The last two days have meant settling into a groove. Today was probably the smoothest day of home schooling. My daughters now have assignments from their teachers, so I no longer have to figure out everything for themselves. My daughters have also been attentive, especially when an old friend taught them some Japanese over the internet.
I have been talking to people as much as possible. I called a friend last night, talked to my aforementioned friend/teacher today, called a family member, and spent a lot of time writing back and forth with another family member. It felt good to have those conversations, even if they went into dark territory.
Yesterday my wife and daughters went to the dentist. This was the first trip we had made out of the house in days. It's a place we have been going to for years and I have a lot of affection for the people who work there. I found out they were going to have to shut down about as soon as we left for awhile. One of the hygienists, who is always so sweet and tender with my daughters, broke down in tears talking to my wife about having to file for unemployment. The economic effects are showing up well beyond the stock market, which crashed again today.
Leaving the home and getting in my car felt surreal. There was fear in most people's eyes and an overwhelming sense of insecurity. Today I went for a long walk, my first in days. I noticed other kids, like mine, were playing in their driveways. I was a little surprised at the number of cars on the road, which seemed more than yesterday when I drove to the dentist. I wonder how much distancing is really going on.
There was an odd moment today when I sat on the front stoop watching my daughters play. My mail carrier came by, and we had an awkward moment. I assumed she did not want to hand me my mail, and she assumed I didn't want to take it directly from her. I asked her if it was okay if I took it, and she smiled and said she wasn't as concerned as other people.
Today I felt the tectonic plates of history moving. The last time I felt like this was in 2016, with the double hit of Brexit and Trump. I felt the old post-Cold War order falling away. I get the feeling that this crisis will only further catalyze this change. For years we have been in a world of nationalism, of narrowed minds and closed borders. The virus only gives those forces more firepower.

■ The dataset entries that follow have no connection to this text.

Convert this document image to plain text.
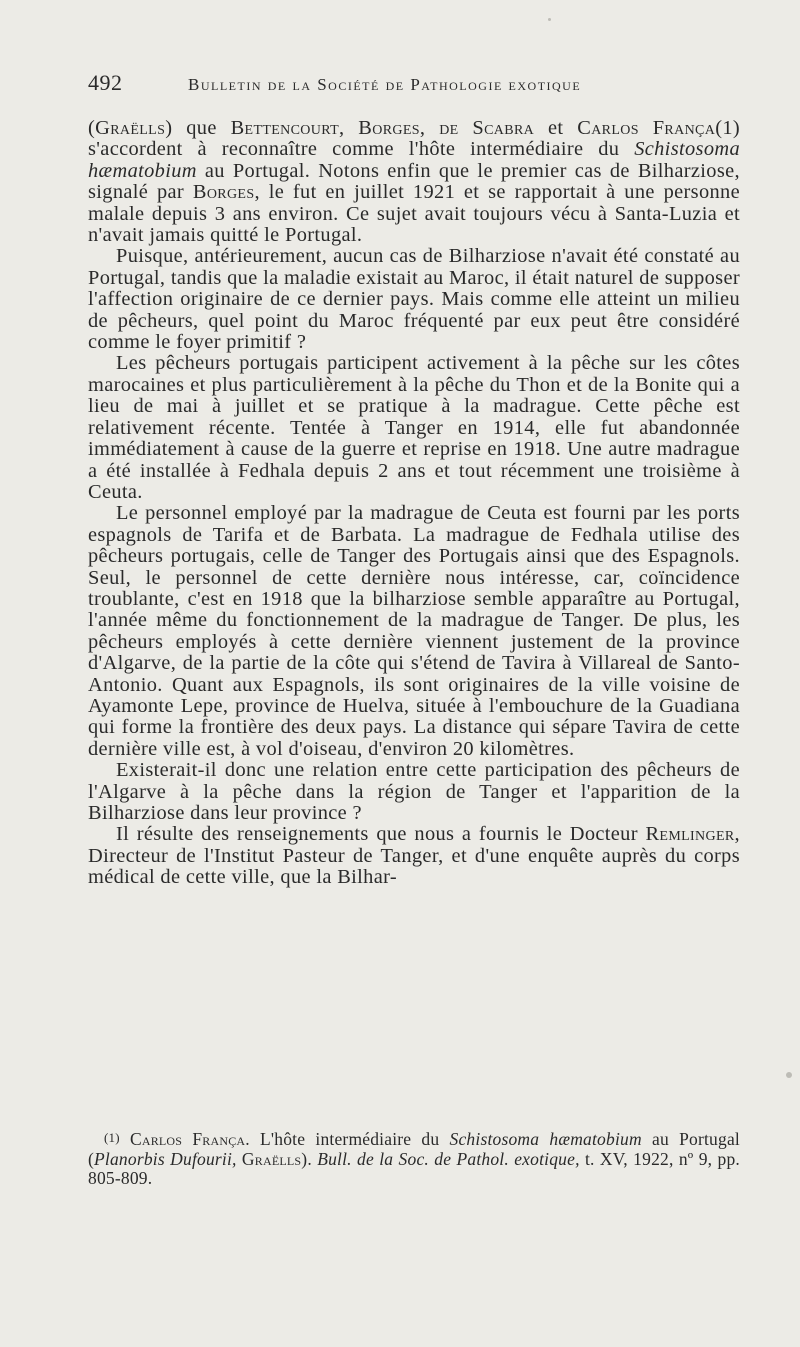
492	Bulletin de la Société de Pathologie exotique

(Graëlls) que Bettencourt, Borges, de Scabra et Carlos França(1) s'accordent à reconnaître comme l'hôte intermédiaire du Schistosoma hæmatobium au Portugal. Notons enfin que le premier cas de Bilharziose, signalé par Borges, le fut en juillet 1921 et se rapportait à une personne malale depuis 3 ans environ. Ce sujet avait toujours vécu à Santa-Luzia et n'avait jamais quitté le Portugal.

Puisque, antérieurement, aucun cas de Bilharziose n'avait été constaté au Portugal, tandis que la maladie existait au Maroc, il était naturel de supposer l'affection originaire de ce dernier pays. Mais comme elle atteint un milieu de pêcheurs, quel point du Maroc fréquenté par eux peut être considéré comme le foyer primitif ?

Les pêcheurs portugais participent activement à la pêche sur les côtes marocaines et plus particulièrement à la pêche du Thon et de la Bonite qui a lieu de mai à juillet et se pratique à la madrague. Cette pêche est relativement récente. Tentée à Tanger en 1914, elle fut abandonnée immédiatement à cause de la guerre et reprise en 1918. Une autre madrague a été installée à Fedhala depuis 2 ans et tout récemment une troisième à Ceuta.

Le personnel employé par la madrague de Ceuta est fourni par les ports espagnols de Tarifa et de Barbata. La madrague de Fedhala utilise des pêcheurs portugais, celle de Tanger des Portugais ainsi que des Espagnols. Seul, le personnel de cette dernière nous intéresse, car, coïncidence troublante, c'est en 1918 que la bilharziose semble apparaître au Portugal, l'année même du fonctionnement de la madrague de Tanger. De plus, les pêcheurs employés à cette dernière viennent justement de la province d'Algarve, de la partie de la côte qui s'étend de Tavira à Villareal de Santo-Antonio. Quant aux Espagnols, ils sont originaires de la ville voisine de Ayamonte Lepe, province de Huelva, située à l'embouchure de la Guadiana qui forme la frontière des deux pays. La distance qui sépare Tavira de cette dernière ville est, à vol d'oiseau, d'environ 20 kilomètres.

Existerait-il donc une relation entre cette participation des pêcheurs de l'Algarve à la pêche dans la région de Tanger et l'apparition de la Bilharziose dans leur province ?

Il résulte des renseignements que nous a fournis le Docteur Remlinger, Directeur de l'Institut Pasteur de Tanger, et d'une enquête auprès du corps médical de cette ville, que la Bilhar-

(1) Carlos França. L'hôte intermédiaire du Schistosoma hæmatobium au Portugal (Planorbis Dufourii, Graëlls). Bull. de la Soc. de Pathol. exotique, t. XV, 1922, nº 9, pp. 805-809.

Right now the future looks more uncertain than it has in almost any time of my life. 9/11 certainly doused me with uncertainty, but the military response set the tone of the new order pretty quickly It's so hard to tell where we are headed, or what's going to happen. How in the heck can we have a national election in this environment? Seeing the president embrace the "China virus" narrative while Asians and Asian-Americans in this country face violence has me fearing a pogrom. If cannot deflect blame for his failure through some razzle dazzle, he will lean on racism and xenophobia. Meanwhile, his opposition is fractured between timid liberals too weak to rise to the occasion and sclerotic leftists who only seem interested in tearing down the aforementioned liberals. I am not confident in the future.